HC3 is a very hard film to like, and this has been reflected in critical response to it so far – it currently holds a score of 1% on Metacritic, which is a pretty impressive achievement in itself. To call it uneven would be a massive understatement. Laser’s dialogue (and he dominates the film) is nearly all screamed out loud in his heavy German accent, and whilst the performance is pretty impressive stuff for a physically-slight 73 year old, it gets wearing very, very quickly. Harvey’s performance meanwhile is so wooden (his broad American accent constantly going wonky) that it must have been intentional, especially given his brilliance in the previous film. Oscar-nominee Eric Roberts (?!?) plays it straight as a visiting governor who is aiming to shut down the pair’s activities, and only Olson really delivers a sensitive and likeable performance, despite being treated like a piece of meat by Boss. The script, when it isn’t being rendered unintelligible by screaming or awful accents, is mostly an excuse to spew taboo-busting dialogue or set up a scene of torture and degradation, and the film runs out of steam way before they get to the centipede – in fact it’s obvious by this point that Six isn’t really interested in the titular creation at all this time around.

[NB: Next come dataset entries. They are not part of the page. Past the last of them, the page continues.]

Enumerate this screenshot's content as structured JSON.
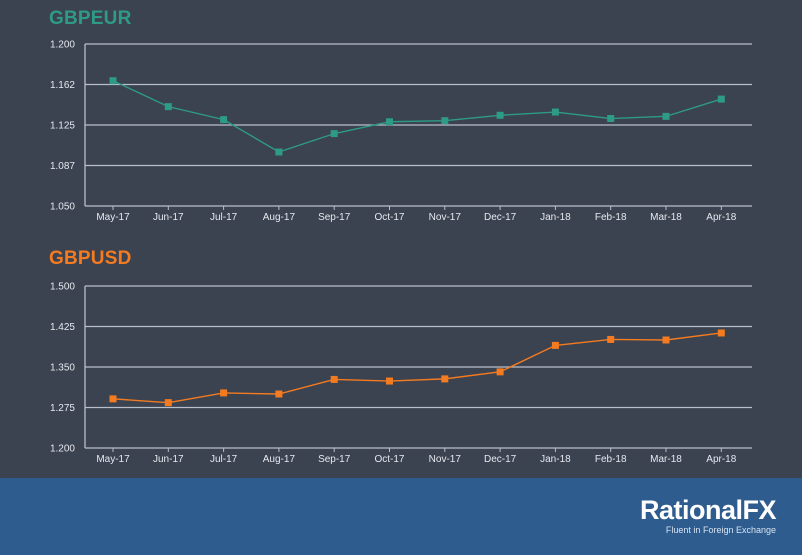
{
  "chart_data": [
    {
      "type": "line",
      "title": "GBPEUR",
      "color": "#2e9b85",
      "categories": [
        "May-17",
        "Jun-17",
        "Jul-17",
        "Aug-17",
        "Sep-17",
        "Oct-17",
        "Nov-17",
        "Dec-17",
        "Jan-18",
        "Feb-18",
        "Mar-18",
        "Apr-18"
      ],
      "series": [
        {
          "values": [
            1.166,
            1.142,
            1.13,
            1.1,
            1.117,
            1.128,
            1.129,
            1.134,
            1.137,
            1.131,
            1.133,
            1.149
          ]
        }
      ],
      "yticks": [
        "1.200",
        "1.162",
        "1.125",
        "1.087",
        "1.050"
      ],
      "ylim": [
        1.05,
        1.2
      ],
      "grid": true
    },
    {
      "type": "line",
      "title": "GBPUSD",
      "color": "#f47b20",
      "categories": [
        "May-17",
        "Jun-17",
        "Jul-17",
        "Aug-17",
        "Sep-17",
        "Oct-17",
        "Nov-17",
        "Dec-17",
        "Jan-18",
        "Feb-18",
        "Mar-18",
        "Apr-18"
      ],
      "series": [
        {
          "values": [
            1.291,
            1.284,
            1.302,
            1.3,
            1.327,
            1.324,
            1.328,
            1.341,
            1.39,
            1.401,
            1.4,
            1.413
          ]
        }
      ],
      "yticks": [
        "1.500",
        "1.425",
        "1.350",
        "1.275",
        "1.200"
      ],
      "ylim": [
        1.2,
        1.5
      ],
      "grid": true
    }
  ],
  "footer": {
    "logo": "RationalFX",
    "tagline": "Fluent in Foreign Exchange",
    "background": "#2e5c8e"
  }
}
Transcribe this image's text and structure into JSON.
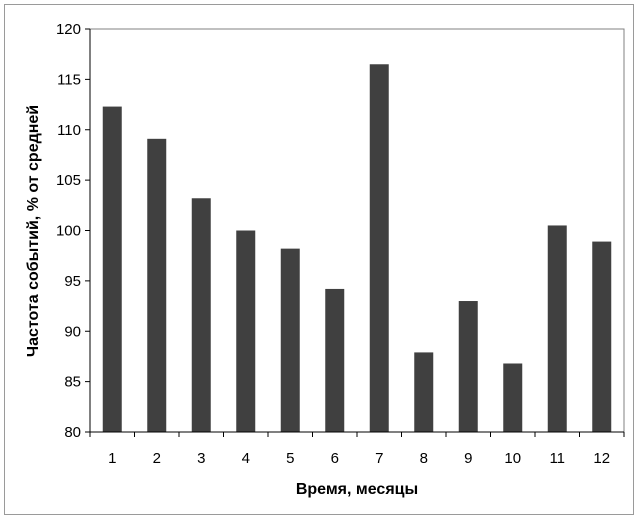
{
  "chart_data": {
    "type": "bar",
    "title": "",
    "xlabel": "Время, месяцы",
    "ylabel": "Частота событий, % от средней",
    "categories": [
      "1",
      "2",
      "3",
      "4",
      "5",
      "6",
      "7",
      "8",
      "9",
      "10",
      "11",
      "12"
    ],
    "values": [
      112.3,
      109.1,
      103.2,
      100.0,
      98.2,
      94.2,
      116.5,
      87.9,
      93.0,
      86.8,
      100.5,
      98.9
    ],
    "ylim": [
      80,
      120
    ],
    "yticks": [
      "80",
      "85",
      "90",
      "95",
      "100",
      "105",
      "110",
      "115",
      "120"
    ],
    "grid": false,
    "legend": "none",
    "bar_color": "#404040"
  }
}
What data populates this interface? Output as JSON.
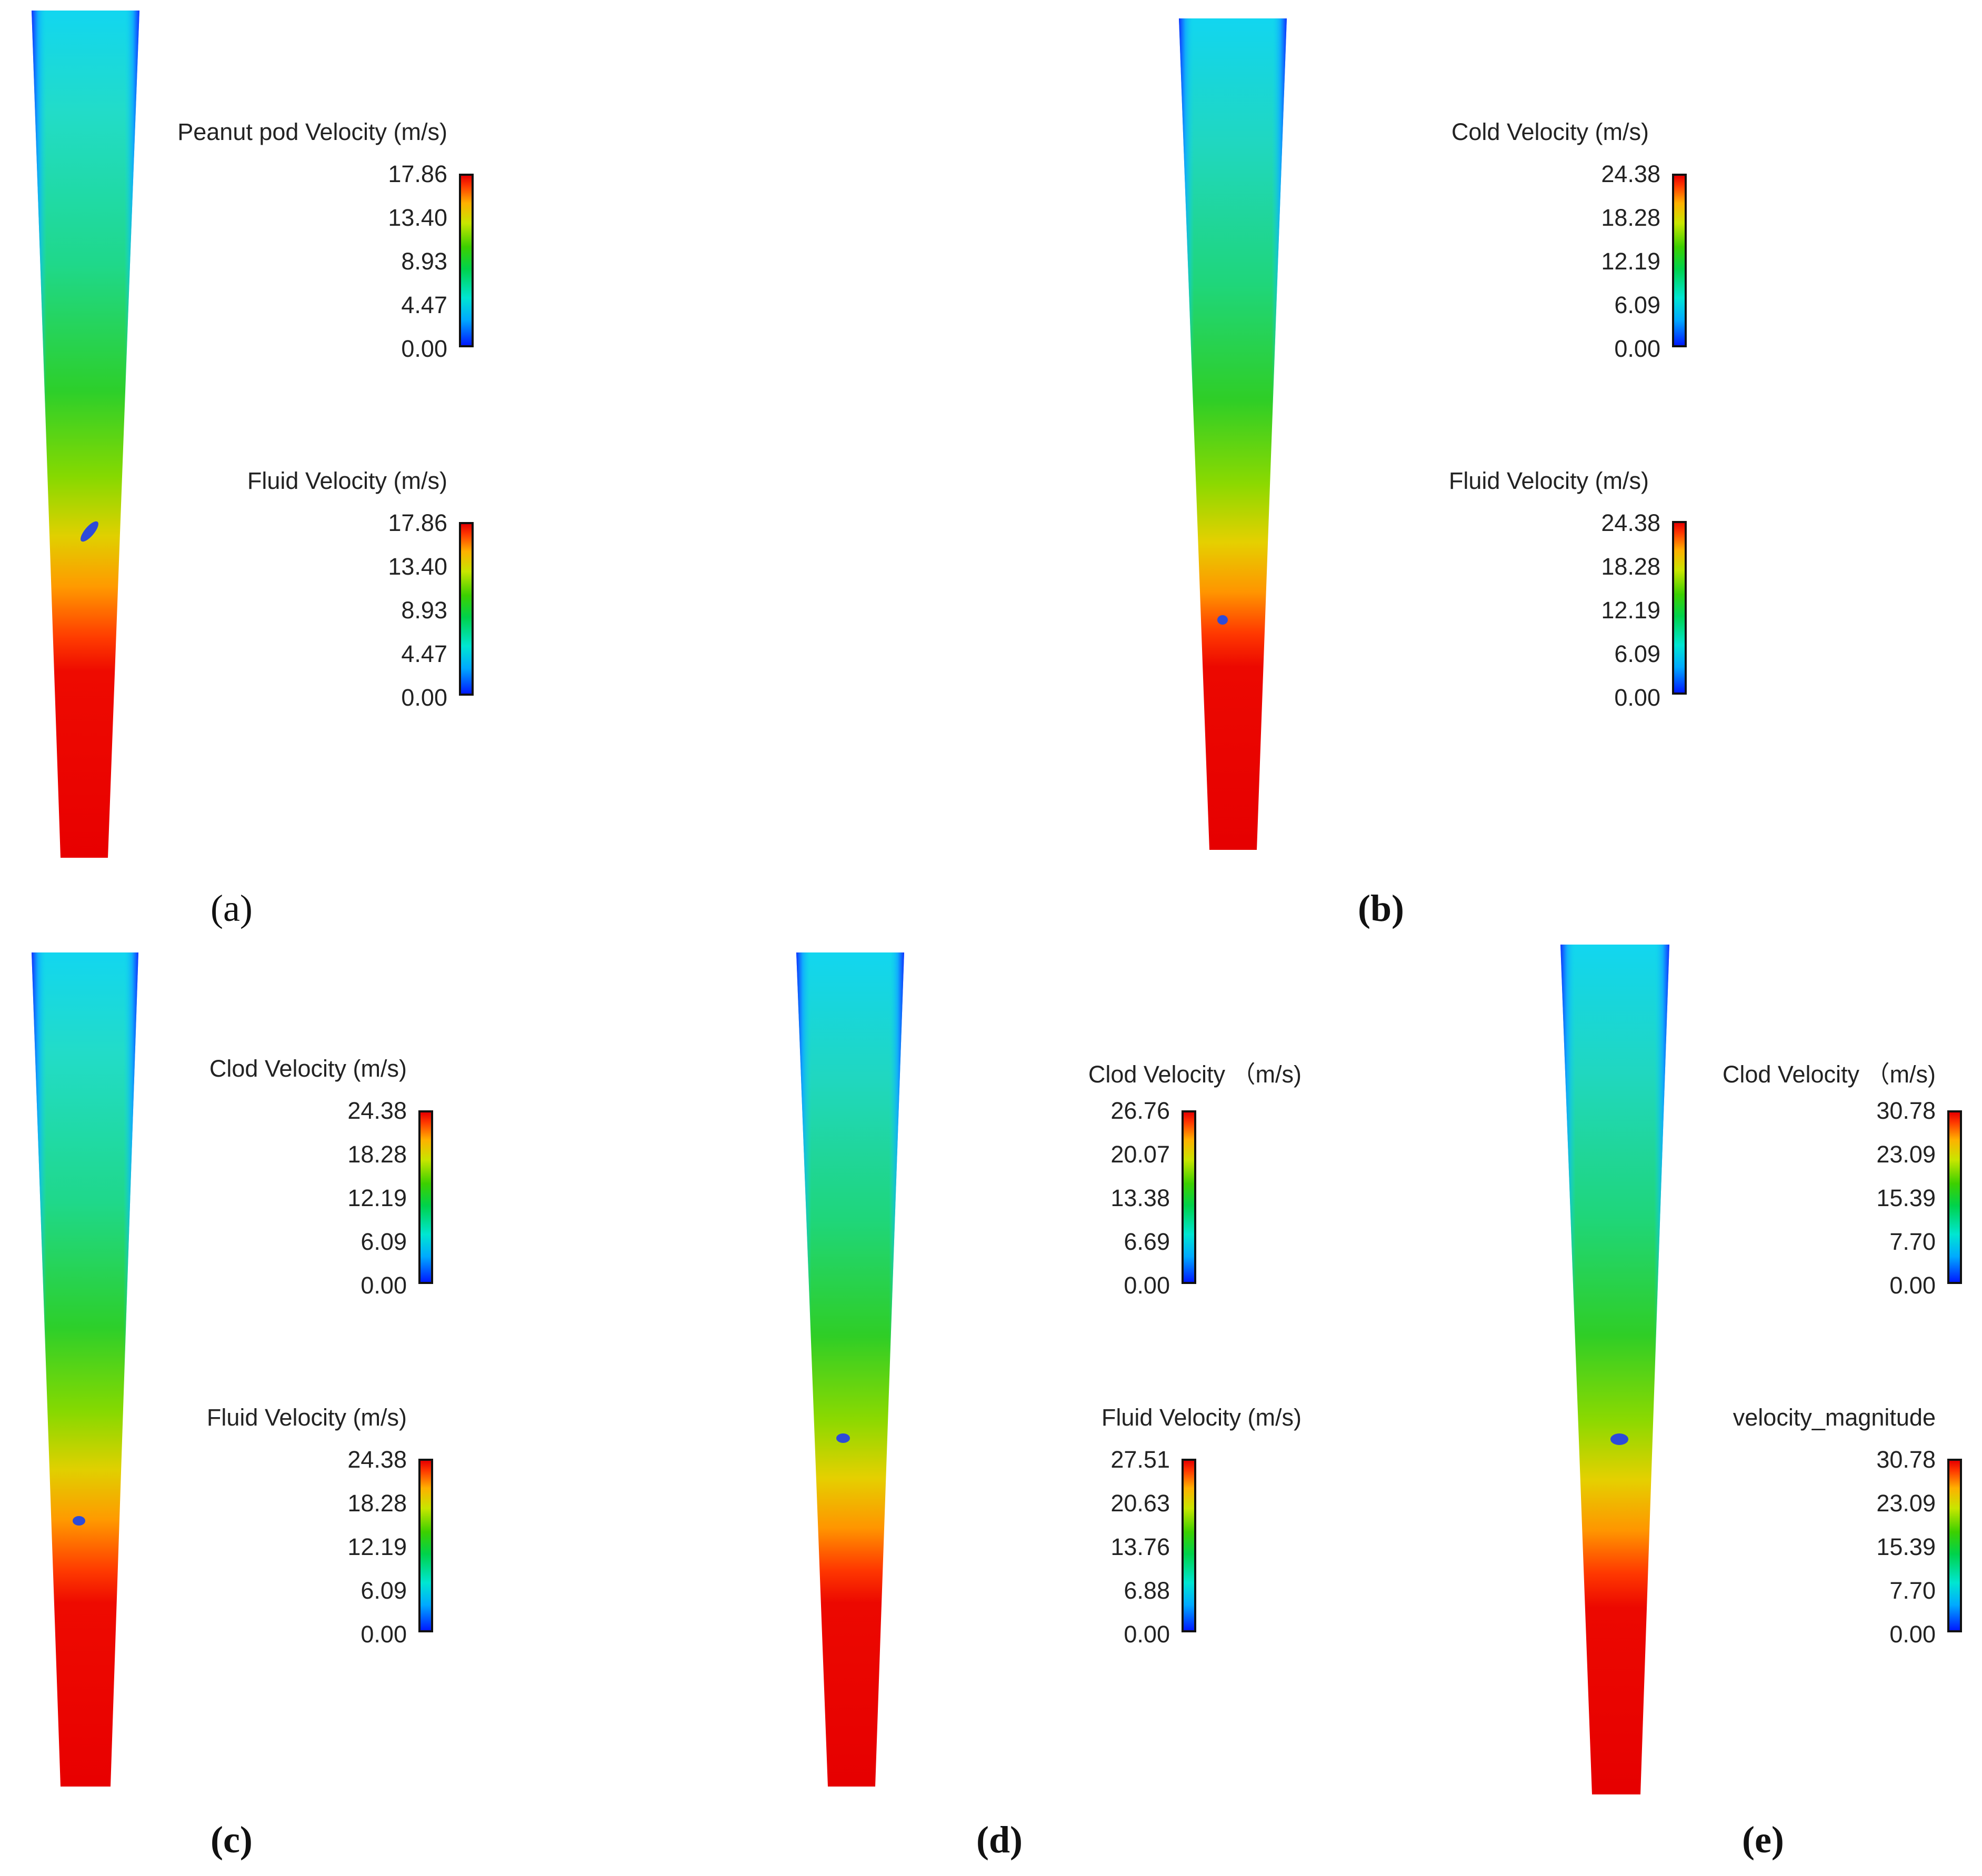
{
  "panels": [
    {
      "id": "a",
      "caption": "(a)",
      "legend1": {
        "title": "Peanut pod Velocity (m/s)",
        "ticks": [
          "17.86",
          "13.40",
          "8.93",
          "4.47",
          "0.00"
        ]
      },
      "legend2": {
        "title": "Fluid Velocity (m/s)",
        "ticks": [
          "17.86",
          "13.40",
          "8.93",
          "4.47",
          "0.00"
        ]
      }
    },
    {
      "id": "b",
      "caption": "(b)",
      "legend1": {
        "title": "Cold Velocity (m/s)",
        "ticks": [
          "24.38",
          "18.28",
          "12.19",
          "6.09",
          "0.00"
        ]
      },
      "legend2": {
        "title": "Fluid Velocity (m/s)",
        "ticks": [
          "24.38",
          "18.28",
          "12.19",
          "6.09",
          "0.00"
        ]
      }
    },
    {
      "id": "c",
      "caption": "(c)",
      "legend1": {
        "title": "Clod Velocity (m/s)",
        "ticks": [
          "24.38",
          "18.28",
          "12.19",
          "6.09",
          "0.00"
        ]
      },
      "legend2": {
        "title": "Fluid Velocity (m/s)",
        "ticks": [
          "24.38",
          "18.28",
          "12.19",
          "6.09",
          "0.00"
        ]
      }
    },
    {
      "id": "d",
      "caption": "(d)",
      "legend1": {
        "title": "Clod Velocity （m/s)",
        "ticks": [
          "26.76",
          "20.07",
          "13.38",
          "6.69",
          "0.00"
        ]
      },
      "legend2": {
        "title": "Fluid Velocity (m/s)",
        "ticks": [
          "27.51",
          "20.63",
          "13.76",
          "6.88",
          "0.00"
        ]
      }
    },
    {
      "id": "e",
      "caption": "(e)",
      "legend1": {
        "title": "Clod Velocity （m/s)",
        "ticks": [
          "30.78",
          "23.09",
          "15.39",
          "7.70",
          "0.00"
        ]
      },
      "legend2": {
        "title": "velocity_magnitude",
        "ticks": [
          "30.78",
          "23.09",
          "15.39",
          "7.70",
          "0.00"
        ]
      }
    }
  ],
  "colors": {
    "wall": "#1a3cff",
    "particle": "#2d4bd8"
  }
}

There’s a line of dialogue near the end of the film that gives the game away for me – Laser says/screams ‘I don’t want ANYONE to like this’. He’s referring to the centipede, of course, but one also feels this is Tom Six speaking about the film – He has gone out to make a film which is so meticulous in trying to offend everyone that it works – Not just in, say, sexist, racist or violent content (which is actually so liberally applied as to hardly be offensive at all) but also in terms of it being a massive ‘screw you’ not just to critics of the first two films, but also those who championed them. Anyone expecting a tonal continuation of the previous Centipede movies will instead be faced with a scattershot satire on right wing American politics which feels like being smashed over the head with a fridge whilst an old man shouts at you.
So on one hand we have to hand it to Six; he’s made a film that not even a mother could love, one where any sick enjoyment of the on-screen antics (and I did laugh several times in the first half hour before boredom took over) will be crushed by the weight of its own extremity. Impressive in its ballsy attitude, but impossible to enjoy, it will certainly ensure that fans are not clamouring for part 4 any time soon.
The Human Centipede 3: Final Sequence comes to Blu-ray and DVD in the UK on 13th July, from Monster Pictures.